Quello che però ha reso unica l’opera, secondo il mio punto di vista, è stato l’uso dei suoni. Gli attori utilizzavano i vari strumenti che avevano a disposizione per crearli (come ad esempio le pietre o le lunghe tavole di metallo) e il più delle volte immobilizzavano la platea. Erano rumori sordi e fortissimi che riuscivano a colpire dentro di me, obbligandomi a non distogliere per un secondo lo sguardo dalla scena.

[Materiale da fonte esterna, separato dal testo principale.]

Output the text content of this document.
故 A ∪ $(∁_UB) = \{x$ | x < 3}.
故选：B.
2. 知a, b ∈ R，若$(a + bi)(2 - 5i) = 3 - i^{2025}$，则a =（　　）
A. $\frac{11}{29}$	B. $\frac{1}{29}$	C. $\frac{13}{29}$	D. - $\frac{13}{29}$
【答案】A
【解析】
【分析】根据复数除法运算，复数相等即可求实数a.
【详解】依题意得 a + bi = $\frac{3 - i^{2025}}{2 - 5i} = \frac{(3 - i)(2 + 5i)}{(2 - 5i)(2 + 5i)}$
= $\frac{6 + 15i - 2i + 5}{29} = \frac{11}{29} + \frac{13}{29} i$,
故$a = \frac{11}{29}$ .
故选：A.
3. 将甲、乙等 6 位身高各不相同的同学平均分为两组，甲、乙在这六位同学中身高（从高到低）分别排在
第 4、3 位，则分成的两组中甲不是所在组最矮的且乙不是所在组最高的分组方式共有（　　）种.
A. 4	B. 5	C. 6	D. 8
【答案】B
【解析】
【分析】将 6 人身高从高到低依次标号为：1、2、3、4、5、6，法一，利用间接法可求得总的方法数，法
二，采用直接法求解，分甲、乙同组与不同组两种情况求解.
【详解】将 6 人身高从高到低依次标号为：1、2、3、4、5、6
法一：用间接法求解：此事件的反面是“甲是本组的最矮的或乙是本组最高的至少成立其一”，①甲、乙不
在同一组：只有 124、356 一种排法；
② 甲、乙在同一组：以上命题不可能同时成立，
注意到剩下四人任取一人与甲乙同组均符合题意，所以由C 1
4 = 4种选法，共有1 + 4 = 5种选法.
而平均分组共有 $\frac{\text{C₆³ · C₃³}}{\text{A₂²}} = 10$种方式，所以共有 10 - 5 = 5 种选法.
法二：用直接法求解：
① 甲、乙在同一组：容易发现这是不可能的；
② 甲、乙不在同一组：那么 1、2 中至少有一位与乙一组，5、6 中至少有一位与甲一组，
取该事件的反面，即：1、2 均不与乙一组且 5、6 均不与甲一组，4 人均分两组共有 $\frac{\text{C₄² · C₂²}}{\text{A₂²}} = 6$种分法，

Una delle scene più forti è stata quella in cui gli attori hanno fatto cadere le tavole che stavano in verticale per terra, creando anche in quel caso un forte boato, seguito da un silenzio quasi angosciante.
Rachele Dalla Pozza

Un rumore continuo e assordante invade il mio udito e fa vibrare la mia pelle. Una sensazione di ansia gonfia il mio petto. Si alternano scene più calme a quelle più rumorose, che ogni volta mantengo l’attenzione quasi prepotentemente, con suoni tenaci e talvolta stridenti, suoni che sono in grado di riecheggiare nei propri pensieri perfino fuori dalla sala.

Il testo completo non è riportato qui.